By April 16, 2026April 23rd, 2026No Comments

KUALA LUMPUR (April 16): The Malaysian Institute of Economic Research (MIER) has called for a recalibration of Malaysia’s fuel subsidy framework, proposing a gradual reduction in RON95 subsidies with savings redirected to ease diesel costs for businesses, as firms grapple with rising expenses and economic uncertainty.

In a statement on Thursday, MIER said reallocating subsidy spending toward diesel — widely used by small and medium-sized enterprises (SMEs) for transport and machinery — would help lower operating costs and support business continuity.

“Targeted diesel support can ease cost pressures, particularly for SMEs reliant on logistics and heavy equipment,” the think tank said.

However, it stressed that such measures should remain temporary and targeted, given limited fiscal space.

The proposal comes as Malaysian businesses contend with elevated diesel prices and ongoing supply chain disruptions, factors increasingly cited as weighing on margins.
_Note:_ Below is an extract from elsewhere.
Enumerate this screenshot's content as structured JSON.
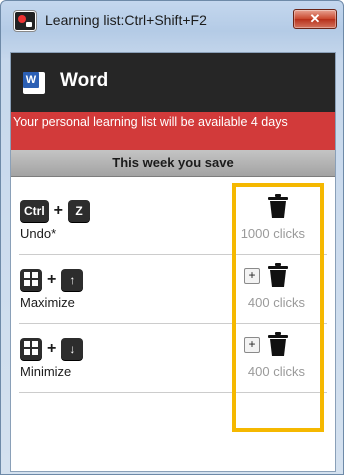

Unsubsidised diesel prices had climbed as high as RM6.72 per litre before easing to about RM5.97, a level expected to hold through next week.

The government has already stepped up assistance under its diesel subsidy programmes, including Budi Agro-Komoditi and Budi Diesel Individu, in April.

Separately, MIER is proposing a temporary reduction in the sales and service tax (SST) rate to 5% for a two-year period, excluding sin sectors such as alcohol, tobacco and gaming. The move, it said, could provide near-term relief for both consumers and businesses facing cost pressures. Currently, Malaysia’s sales tax bands are generally 5% or 10%. Service tax is 8% for most categories and 6% for select sectors.

MIER also urged authorities to standardise and lower stamp duties on business restructuring and loan repayments to reduce friction in corporate adjustments.

To bolster external competitiveness, it called for enhanced support for exporters, including a more proactive role from the Export-Import Bank of Malaysia, as firms navigate heightened global trade volatility and intensifying competition.